Hemen belirtmek gerekirki bu tür uyuşmazlıkların sağlıklı, adil ve doğru bir çözüme ulaştırılabilmesi, davalıya yapılan temlikin gerçek yönünün diğer bir söyleyişle miras bırakanın asıl irade ve amacının duraksamaya yer bırakmıyacak biçimde ortaya çıkarılmasına bağlıdır. Bir iç sorun olan ve gizlenen gerçek irade ve amacın tespiti ve aydınlığa kavuşturulması genellikle zor olduğundan bu yöndeki delillerin eksiksiz toplanılması yanında birlikte ve doğru şekilde değerlendirilmesi de büyük önem taşınmaktadır. Bunun için de ülke ve yörenin gelenek ve görenekleri, toplumsal eğilimleri, olayların olağan akışı, miras bırakanın sözleşmeyi yapmakta haklı ve makul bir nedeninin bulunup bulunmadığı, davalı yanın alış güçünün olup olmadığı, satış bedeli ile sözleşme tarihindeki gerçek değer arasındaki fark, taraflar ile miras bırakan arasındaki beşeri ilişki gibi olgulardan yararlanılmasında zorunluluk vardır.

Somut olaya gelince: Toplanan deliller ve tüm dosya içeriğine göre, davacılar murisin 1 ve 2. eşten çocukları,davalılar ise 3 eştir. Murisin, çekişmeli taşınmazları önce damadı Nurettin'e onun da davalı Nazmiye ye temlik ettiği sabittir. Yapılan keşif ve bilirkişi raporlarına göre,dava konusu taşınmazların temlik tarihindeki gerçek değerleri ile temlik değerleri arasında fahiş fark olduğu sabittir.Miras bırakanın bu taşınmazları satmaya ihtiyacı olduğu davalının da alım gücü bulunduğu hususunda bir delil de ibraz edilmiş değildir.

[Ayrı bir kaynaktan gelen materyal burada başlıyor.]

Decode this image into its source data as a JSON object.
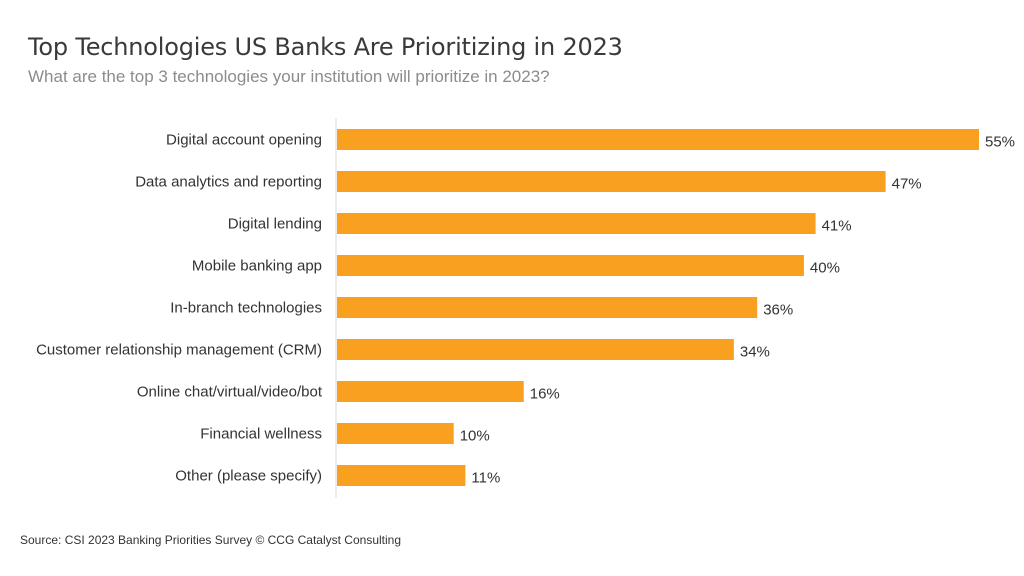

Kaldı ki; murisin paraya ihtiyacı olduğu bir an için kabul edilse dahi, gerçek bedelle 3.kişiye satılabilecekken çok düşük bir fiyatla davalı yana satmasıda hayatın olağan akışına aykırıdır.Toplanan deliller belirlenen olgular yukarıda değinilen ilkelerle birlikte değerlendirildiğin- de murisin mal kaçırmak amacıyla davalı Nurettin'i aracı kullanmak suretiyle üçüncü eşine muvazaalı temlik yaptığı sonucuna varılmaktadır.

Hal böyle olunca,davanın kabulü gerekirken,yanılgılı değerlendirme ile yazılı olduğu üzere karar verilmesi isabetsizdir.Davacıların temyiz itirazları yerindedir.Kabulüyle hükmün açıklanan nedenlerden ötürü HUMK'nun 428.maddesi gereğince BOZULMASINA,alınan peşin harcın temyiz edene geri verilmesine 22.1.2001 tarihinde oybirliği ile karar verildi.